1. Don't put your pagefile on a separate partition. Your hard drive will constantly have to seek from wherever it was to the physical location of the page file, wasting time.
I disagree. I believe, if done correctly, putting the pagefile on a separate partition- even of the same physical drive- reduces head seek.
I prefer setting a partition for the page file on the very outside edge of the disk- moving the OS/program partition to the right enough to make room for it. Restricting the page file to it's own partition will reduce fragmentation. Putting it before the OS partition will reduce head movement, since there is virtually no space between the OS and the swap partition. Putting the page file after the OS will require the head to travel past the OS, past the installed programs, and past any empty space on the OS partition to reach the swap file, for each read. Leaving the page file inside the OS partition will require further head sweeps, due to the page data being allowed to be anywhere inside the relatively large OS partition.

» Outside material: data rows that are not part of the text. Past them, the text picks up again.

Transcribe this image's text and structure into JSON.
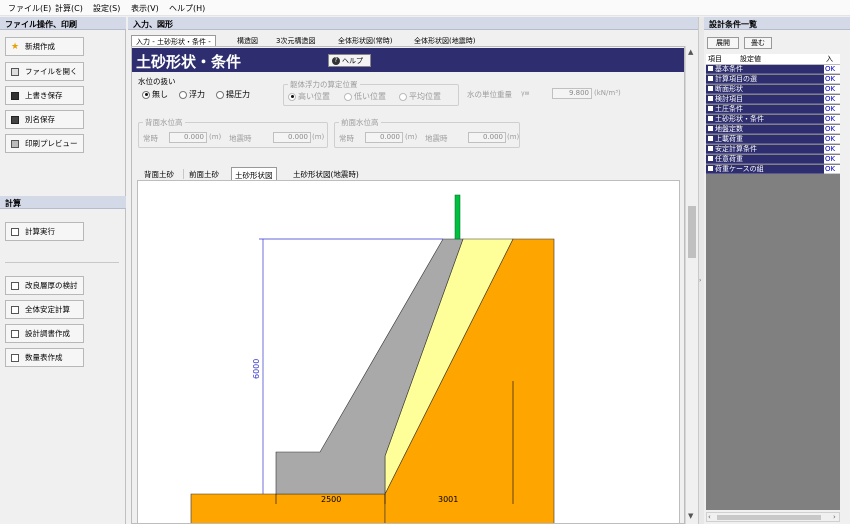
{
  "menu": [
    "ファイル(E)",
    "計算(C)",
    "設定(S)",
    "表示(V)",
    "ヘルプ(H)"
  ],
  "left": {
    "file_title": "ファイル操作、印刷",
    "file_buttons": [
      "新規作成",
      "ファイルを開く",
      "上書き保存",
      "別名保存",
      "印刷プレビュー"
    ],
    "calc_title": "計算",
    "calc_button": "計算実行",
    "other_buttons": [
      "改良層厚の検討",
      "全体安定計算",
      "設計調書作成",
      "数量表作成"
    ]
  },
  "center": {
    "title": "入力、図形",
    "tabs": [
      "入力 - 土砂形状・条件 -",
      "構造図",
      "3次元構造図",
      "全体形状図(常時)",
      "全体形状図(地震時)"
    ],
    "heading": "土砂形状・条件",
    "help_label": "ヘルプ",
    "water": {
      "legend": "水位の扱い",
      "options": [
        "無し",
        "浮力",
        "揚圧力"
      ],
      "selected": 0
    },
    "buoyancy": {
      "legend": "躯体浮力の算定位置",
      "options": [
        "高い位置",
        "低い位置",
        "平均位置"
      ],
      "selected": 0
    },
    "unit_weight": {
      "label": "水の単位重量",
      "symbol": "γw",
      "value": "9.800",
      "unit": "(kN/m³)"
    },
    "back_water": {
      "legend": "背面水位高",
      "normal_label": "常時",
      "normal_value": "0.000",
      "quake_label": "地震時",
      "quake_value": "0.000",
      "unit": "(m)"
    },
    "front_water": {
      "legend": "前面水位高",
      "normal_label": "常時",
      "normal_value": "0.000",
      "quake_label": "地震時",
      "quake_value": "0.000",
      "unit": "(m)"
    },
    "subtabs": [
      "背面土砂",
      "前面土砂",
      "土砂形状図",
      "土砂形状図(地震時)"
    ],
    "drawing": {
      "height_dim": "6000",
      "base_dim": "2500",
      "slope_dim": "3001"
    }
  },
  "right": {
    "title": "設計条件一覧",
    "expand": "展開",
    "collapse": "畳む",
    "cols": [
      "項目",
      "設定値",
      "入"
    ],
    "items": [
      {
        "name": "基本条件",
        "status": "OK"
      },
      {
        "name": "計算項目の選",
        "status": "OK"
      },
      {
        "name": "断面形状",
        "status": "OK"
      },
      {
        "name": "検討項目",
        "status": "OK"
      },
      {
        "name": "土圧条件",
        "status": "OK"
      },
      {
        "name": "土砂形状・条件",
        "status": "OK"
      },
      {
        "name": "地盤定数",
        "status": "OK"
      },
      {
        "name": "上載荷重",
        "status": "OK"
      },
      {
        "name": "安定計算条件",
        "status": "OK"
      },
      {
        "name": "任意荷重",
        "status": "OK"
      },
      {
        "name": "荷重ケースの組",
        "status": "OK"
      }
    ]
  },
  "colors": {
    "panel_header": "#d4d9e8",
    "navy": "#2d2d6f",
    "ground": "#ffa500",
    "wall": "#a9a9a9",
    "fill": "#ffff99",
    "pole": "#00c040"
  }
}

2. My laptop at work has two partitions...data goes on one partition...the programs go on the other...
I do agree with this setup, but I wonder if you mean 3 partitions, with your OS separated from your programs. I would not agree with that.
Short story:
Don't friggin' bother.
This probably is the best advice, since it's the easiest, and the performance gain from the hard way is really not that much. A much bigger performance gain can be found elsewhere, such as an SSD.